The representation must also have been made with the intention of deceiving the Plaintiff. An "[i]ntent to deceive is an issue of fact to be determined based on the totality of the circumstances." Law Offices of Donna Buttler v. Bonebo (In re Bonebo), 345 B.R. 42, 47 (Bankr. D. Conn. 2006). The Court credits the Plaintiff's testimony that the Defendant represented to her that signing the Gift Letter would not affect the verbal agreement that the Defendant would repay those funds to the Plaintiff. The Plaintiff testified that she never intended the monies loaned to the Defendant to buy the Property to be a gift. The Plaintiff further testified that the Defendant assured the Plaintiff that the Gift Letter represented a loan, but needed the loan to be in the form of a gift letter in order to obtain the mortgage. Based on the circumstances described by the more credible testimony of the Plaintiff, the Court finds that the Defendant represented to the Plaintiff that the Gift Letter funds were a loan and not a gift. Therefore, the Defendant's representations to the Plaintiff were made with the intent of deceiving the Plaintiff, satisfying the third element of the Section 523(a)(2)(A) claim by a preponderance of the evidence.

The fourth element—the Plaintiff relied on the representations of the Defendant—was also satisfied by a preponderance of the evidence. The Court has found that the Plaintiff relied on the Defendant's representations that she would repay the home loan when the Plaintiff decided to make the loan and sign the Gift Letter. Even though the Gift Letter exists, the trial testimony supports the conclusion that the Defendant led the Plaintiff to believe that the Gift Letter was needed to obtain the mortgage and that the money would be repaid. At the time the Plaintiff signed the Gift Letter, the Defendant knew the Plaintiff relied on her and believed the Defendant was taking care of her needs. Therefore, the fourth element of the Section 523(a)(2)(A) claim has been satisfied by a preponderance of the evidence.

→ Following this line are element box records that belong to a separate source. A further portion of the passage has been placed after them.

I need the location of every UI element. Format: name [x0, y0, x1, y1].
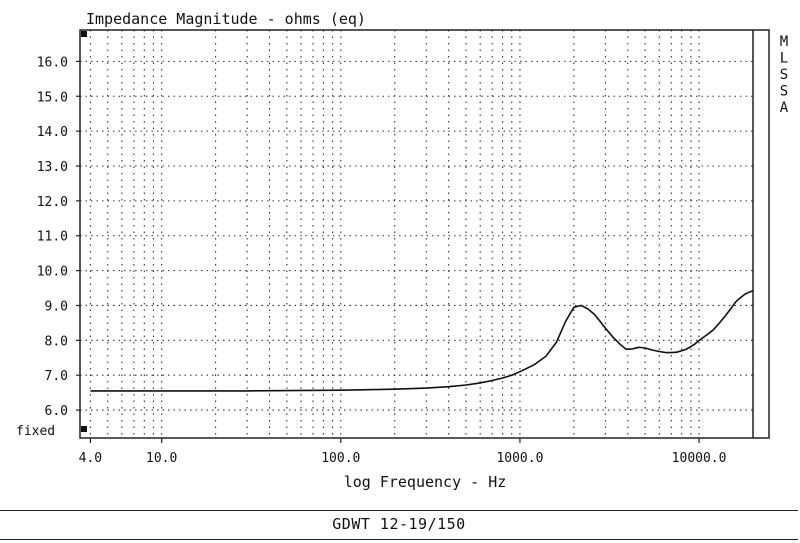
- side-label-letter: M: [780, 34, 788, 50]
- plot-frame: [79, 29, 770, 439]
- x-axis-ticks: 4.0 10.0 100.0 1000.0 10000.0: [79, 438, 727, 466]
- y-tick-label: 13.0: [37, 160, 68, 175]
- y-tick-label: 16.0: [37, 55, 68, 70]
- bottom-marker: [81, 426, 87, 432]
- y-tick-label: 8.0: [45, 334, 68, 349]
- side-label-letter: L: [780, 51, 788, 67]
- y-tick-label: 11.0: [37, 230, 68, 245]
- footer-bar: GDWT 12-19/150: [0, 510, 798, 540]
- y-axis-ticks: 6.0 7.0 8.0 9.0 10.0 11.0 12.0 13.0 14.0 15.0 16.0: [37, 55, 80, 419]
- side-label-letter: S: [780, 84, 788, 100]
- x-tick-label: 4.0: [79, 451, 102, 466]
- y-tick-label: 6.0: [45, 404, 68, 419]
- fixed-label: fixed: [16, 424, 55, 439]
- x-axis-label: log Frequency - Hz: [344, 473, 507, 491]
- y-tick-label: 7.0: [45, 369, 68, 384]
- y-tick-label: 14.0: [37, 125, 68, 140]
- y-tick-label: 15.0: [37, 90, 68, 105]
- side-label-letter: A: [780, 100, 789, 116]
- top-marker: [81, 31, 87, 37]
- footer-label: GDWT 12-19/150: [332, 515, 466, 533]
- x-tick-label: 100.0: [321, 451, 360, 466]
- chart-title: Impedance Magnitude - ohms (eq): [86, 10, 366, 28]
- y-tick-label: 12.0: [37, 195, 68, 210]
- side-label-letter: S: [780, 67, 788, 83]
- series-line-impedance: [90, 290, 754, 392]
- x-tick-label: 1000.0: [496, 451, 543, 466]
- x-tick-label: 10000.0: [672, 451, 727, 466]
- grid: [80, 30, 754, 438]
- y-tick-label: 9.0: [45, 299, 68, 314]
- y-tick-label: 10.0: [37, 265, 68, 280]
- x-tick-label: 10.0: [146, 451, 177, 466]
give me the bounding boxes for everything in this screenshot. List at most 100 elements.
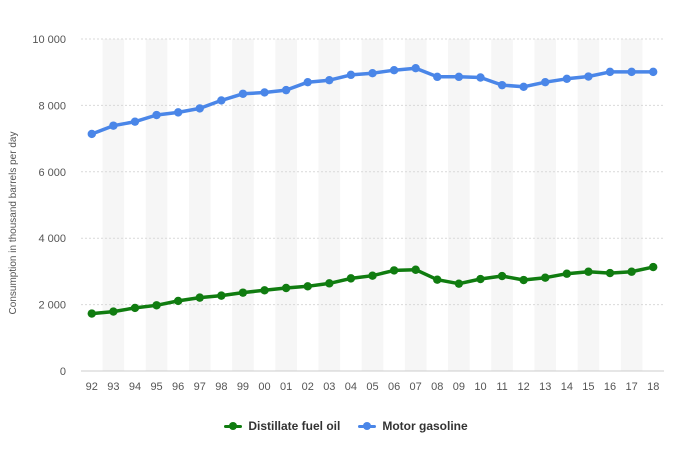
data-point-motor-gasoline[interactable] <box>649 67 658 77</box>
data-point-motor-gasoline[interactable] <box>627 67 636 77</box>
y-axis-label: Consumption in thousand barrels per day <box>8 132 19 315</box>
data-point-motor-gasoline[interactable] <box>238 89 248 98</box>
x-tick-label: 17 <box>625 381 637 393</box>
x-tick-label: 07 <box>410 381 422 393</box>
data-point-motor-gasoline[interactable] <box>605 67 615 77</box>
data-point-distillate-fuel-oil[interactable] <box>303 282 312 291</box>
x-tick-label: 04 <box>345 381 357 393</box>
x-tick-label: 14 <box>561 381 573 393</box>
x-tick-label: 08 <box>431 381 443 393</box>
data-point-motor-gasoline[interactable] <box>541 77 550 87</box>
data-point-motor-gasoline[interactable] <box>411 64 420 73</box>
data-point-motor-gasoline[interactable] <box>476 73 485 82</box>
data-point-motor-gasoline[interactable] <box>152 110 161 120</box>
data-point-distillate-fuel-oil[interactable] <box>519 275 528 285</box>
data-point-distillate-fuel-oil[interactable] <box>411 265 420 274</box>
series-motor-gasoline <box>87 64 658 139</box>
data-point-distillate-fuel-oil[interactable] <box>562 269 572 278</box>
data-point-distillate-fuel-oil[interactable] <box>195 293 204 302</box>
legend-label-distillate-fuel-oil: Distillate fuel oil <box>248 419 341 433</box>
data-point-distillate-fuel-oil[interactable] <box>87 309 96 318</box>
data-point-distillate-fuel-oil[interactable] <box>433 275 442 284</box>
data-point-motor-gasoline[interactable] <box>454 72 464 82</box>
data-point-motor-gasoline[interactable] <box>195 104 204 113</box>
column-band <box>491 39 513 371</box>
data-point-distillate-fuel-oil[interactable] <box>476 274 485 284</box>
x-tick-label: 10 <box>474 381 486 393</box>
y-tick-label: 2 000 <box>38 300 66 312</box>
data-point-distillate-fuel-oil[interactable] <box>238 288 248 297</box>
data-point-motor-gasoline[interactable] <box>303 77 312 87</box>
data-point-distillate-fuel-oil[interactable] <box>627 267 636 276</box>
column-band <box>534 39 557 371</box>
column-band <box>188 39 211 371</box>
column-band <box>102 39 125 371</box>
column-band <box>448 39 470 371</box>
x-tick-label: 03 <box>323 381 335 393</box>
y-tick-label: 6 000 <box>38 167 66 179</box>
legend-item-distillate-fuel-oil[interactable]: Distillate fuel oil <box>224 419 340 433</box>
data-point-distillate-fuel-oil[interactable] <box>454 279 464 288</box>
column-band <box>577 39 600 371</box>
x-tick-label: 93 <box>107 381 119 393</box>
column-band <box>145 39 168 371</box>
data-point-motor-gasoline[interactable] <box>130 117 140 126</box>
x-tick-label: 01 <box>280 381 292 393</box>
data-point-motor-gasoline[interactable] <box>389 66 399 75</box>
column-band <box>361 39 384 371</box>
data-point-motor-gasoline[interactable] <box>173 108 183 117</box>
data-point-distillate-fuel-oil[interactable] <box>109 307 118 316</box>
data-point-motor-gasoline[interactable] <box>584 72 593 81</box>
data-point-motor-gasoline[interactable] <box>368 68 377 78</box>
legend-label-motor-gasoline: Motor gasoline <box>382 419 468 433</box>
data-point-distillate-fuel-oil[interactable] <box>325 279 334 288</box>
x-tick-label: 09 <box>453 381 465 393</box>
data-point-motor-gasoline[interactable] <box>562 74 572 84</box>
data-point-motor-gasoline[interactable] <box>87 129 96 139</box>
data-point-motor-gasoline[interactable] <box>519 82 528 92</box>
data-point-motor-gasoline[interactable] <box>217 96 226 105</box>
data-point-distillate-fuel-oil[interactable] <box>605 268 615 278</box>
x-tick-label: 02 <box>302 381 314 393</box>
x-tick-label: 94 <box>129 381 141 393</box>
data-point-motor-gasoline[interactable] <box>346 70 356 80</box>
data-point-motor-gasoline[interactable] <box>260 88 269 97</box>
data-point-distillate-fuel-oil[interactable] <box>173 296 183 306</box>
data-point-distillate-fuel-oil[interactable] <box>584 267 593 276</box>
data-point-distillate-fuel-oil[interactable] <box>130 303 140 313</box>
x-axis-ticks: 92 93 94 95 96 97 98 99 00 01 02 03 04 05 06 07 08 09 10 11… <box>86 381 660 393</box>
data-point-distillate-fuel-oil[interactable] <box>346 274 356 283</box>
column-band <box>318 39 341 371</box>
data-point-distillate-fuel-oil[interactable] <box>541 273 550 282</box>
x-tick-label: 11 <box>496 381 507 393</box>
data-point-distillate-fuel-oil[interactable] <box>389 266 399 275</box>
x-tick-label: 95 <box>150 381 162 393</box>
data-point-motor-gasoline[interactable] <box>433 72 442 82</box>
legend-item-motor-gasoline[interactable]: Motor gasoline <box>358 419 468 433</box>
y-tick-label: 8 000 <box>38 100 66 112</box>
data-point-motor-gasoline[interactable] <box>497 80 507 90</box>
column-band <box>620 39 643 371</box>
x-tick-label: 12 <box>518 381 530 393</box>
x-tick-label: 15 <box>582 381 594 393</box>
data-point-distillate-fuel-oil[interactable] <box>260 286 269 295</box>
x-tick-label: 18 <box>647 381 659 393</box>
x-tick-label: 06 <box>388 381 400 393</box>
data-point-distillate-fuel-oil[interactable] <box>497 271 507 281</box>
series-distillate-fuel-oil <box>87 262 658 318</box>
data-point-motor-gasoline[interactable] <box>325 75 334 85</box>
data-point-distillate-fuel-oil[interactable] <box>649 262 658 272</box>
data-point-distillate-fuel-oil[interactable] <box>281 283 291 293</box>
data-point-motor-gasoline[interactable] <box>109 121 118 130</box>
data-point-distillate-fuel-oil[interactable] <box>152 301 161 310</box>
data-point-distillate-fuel-oil[interactable] <box>217 291 226 300</box>
legend-swatch-distillate-fuel-oil <box>224 421 243 431</box>
x-tick-label: 13 <box>539 381 551 393</box>
x-tick-label: 16 <box>604 381 616 393</box>
y-tick-label: 10 000 <box>32 34 66 46</box>
data-point-distillate-fuel-oil[interactable] <box>368 271 377 280</box>
x-tick-label: 96 <box>172 381 184 393</box>
column-band <box>404 39 427 371</box>
data-point-motor-gasoline[interactable] <box>281 85 291 95</box>
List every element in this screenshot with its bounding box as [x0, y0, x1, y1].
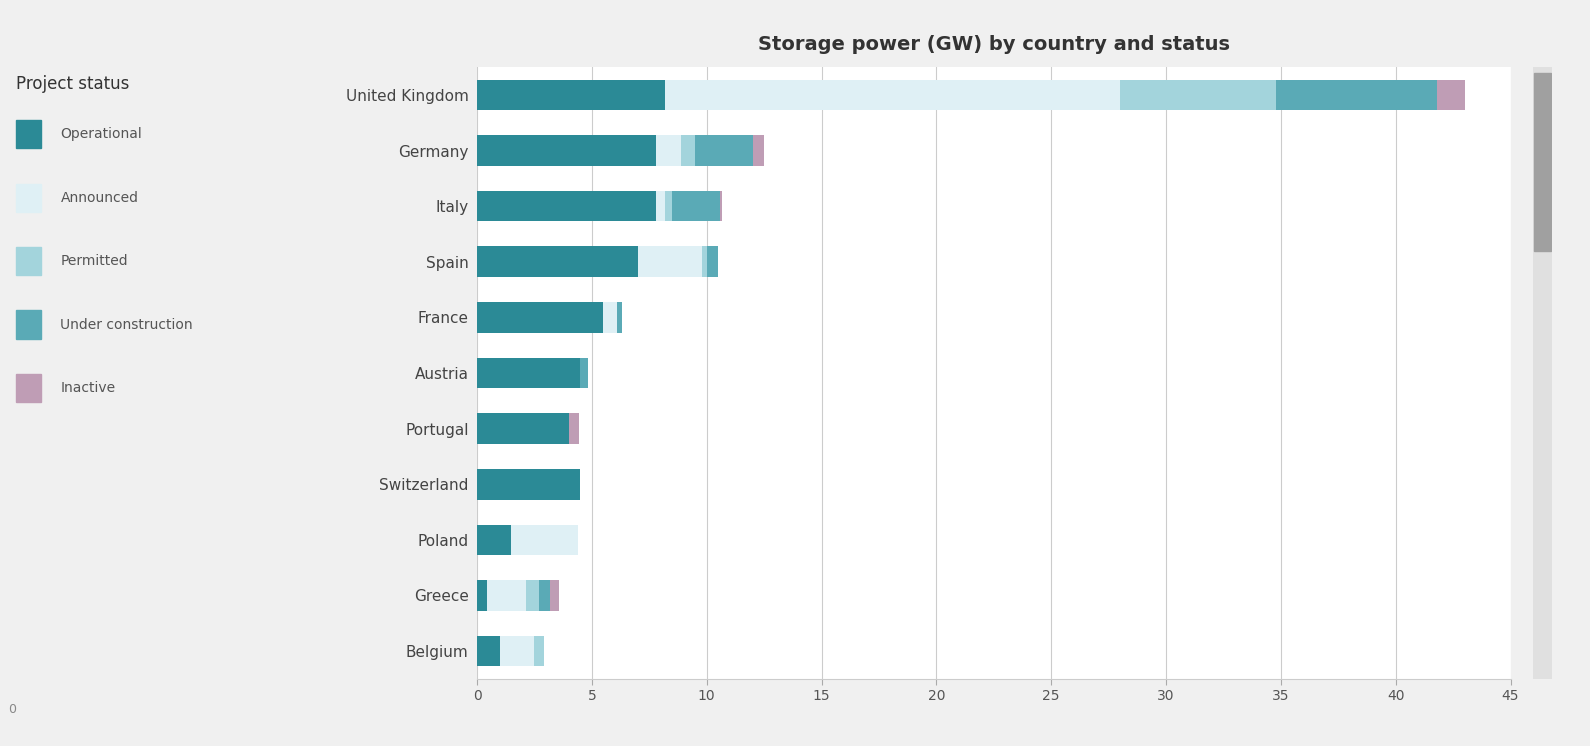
- Bar: [695, 135, 752, 166]
- Bar: [1437, 80, 1464, 110]
- Text: Permitted: Permitted: [60, 254, 129, 268]
- Bar: [703, 246, 706, 277]
- Bar: [477, 358, 580, 389]
- Bar: [569, 413, 579, 444]
- Bar: [477, 135, 657, 166]
- Bar: [477, 246, 638, 277]
- Bar: [752, 135, 765, 166]
- Bar: [1119, 80, 1277, 110]
- Bar: [487, 580, 526, 611]
- Bar: [526, 580, 539, 611]
- Bar: [477, 80, 665, 110]
- Text: Under construction: Under construction: [60, 318, 192, 331]
- Bar: [682, 135, 695, 166]
- Bar: [477, 191, 657, 222]
- Bar: [550, 580, 558, 611]
- Bar: [477, 302, 603, 333]
- Bar: [673, 191, 720, 222]
- Text: Announced: Announced: [60, 191, 138, 204]
- Text: Operational: Operational: [60, 128, 142, 141]
- Bar: [477, 469, 580, 500]
- Bar: [657, 191, 665, 222]
- Bar: [665, 80, 1119, 110]
- Bar: [617, 302, 622, 333]
- Bar: [638, 246, 703, 277]
- Bar: [499, 636, 534, 666]
- Bar: [1277, 80, 1437, 110]
- Bar: [665, 191, 673, 222]
- Text: 0: 0: [8, 703, 16, 716]
- Bar: [657, 135, 682, 166]
- Bar: [603, 302, 617, 333]
- Text: Inactive: Inactive: [60, 381, 116, 395]
- Bar: [477, 413, 569, 444]
- Bar: [580, 358, 588, 389]
- Bar: [477, 636, 499, 666]
- Bar: [706, 246, 719, 277]
- Title: Storage power (GW) by country and status: Storage power (GW) by country and status: [758, 36, 1229, 54]
- FancyBboxPatch shape: [1534, 73, 1550, 251]
- Text: Project status: Project status: [16, 75, 129, 93]
- Bar: [512, 524, 579, 555]
- Bar: [477, 580, 487, 611]
- Bar: [539, 580, 550, 611]
- Bar: [477, 524, 512, 555]
- Bar: [534, 636, 544, 666]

Finally, the fifth element—the Plaintiff sustained losses and damages as the proximate result of the Defendant's representations—was also satisfied by a preponderance of the evidence. If the Defendant did not represent to the Plaintiff that the Gift Letter funds would be repaid to the Plaintiff, the Plaintiff would not have loaned the Defendant the money to purchase the Property. In making the home loan to the Defendant, the Plaintiff relied on and trusted the Defendant's representations that the Gift Letter was not a gift, but was a loan. From the evidence presented at trial, it is clear that the Plaintiff has satisfied the fifth element of the Section 523(a)(2)(A) claim by a preponderance of the evidence. Therefore, the Plaintiff has proven by a preponderance of the evidence that the home loan was obtained through false representations. Accordingly, the debt is deemed nondischargeable pursuant to Section 523(a)(2)(A).

III. CONCLUSION

In accordance with the instructions in the Ruling on Appeal, the Court concludes that the automobile loan debt is nondischargeable pursuant to Section 523(a)(4), and the home loan debt is nondischargeable pursuant to Section 523(a)(2)(A). In light of the ruling in the Memorandum of Decision that the fund-raiser debt is nondischargeable under Section 523(a)(4), and the rulings contained in this Decision, the entire $13,200.00 debt owed on the Mortgage Note is deemed nondischargeable pursuant to 11 U.S.C. §§ 523(a)(2)(A) and (a)(4).

IT IS SO ORDERED.

FootNotes


1. The Memorandum of Decision on Complaint to Determine Dischargeability of Debt is dated November 10, 2014, and will hereinafter be referred to as "Memorandum of Decision", (ECF No. 34).
2. To the extent necessary, pursuant to Fed. R. Civ. P. 15 and Fed. R. Bankr. P. 7015, the Plaintiff is granted leave to amend the Complaint to allege fiduciary defalcation under Section 523(a)(4).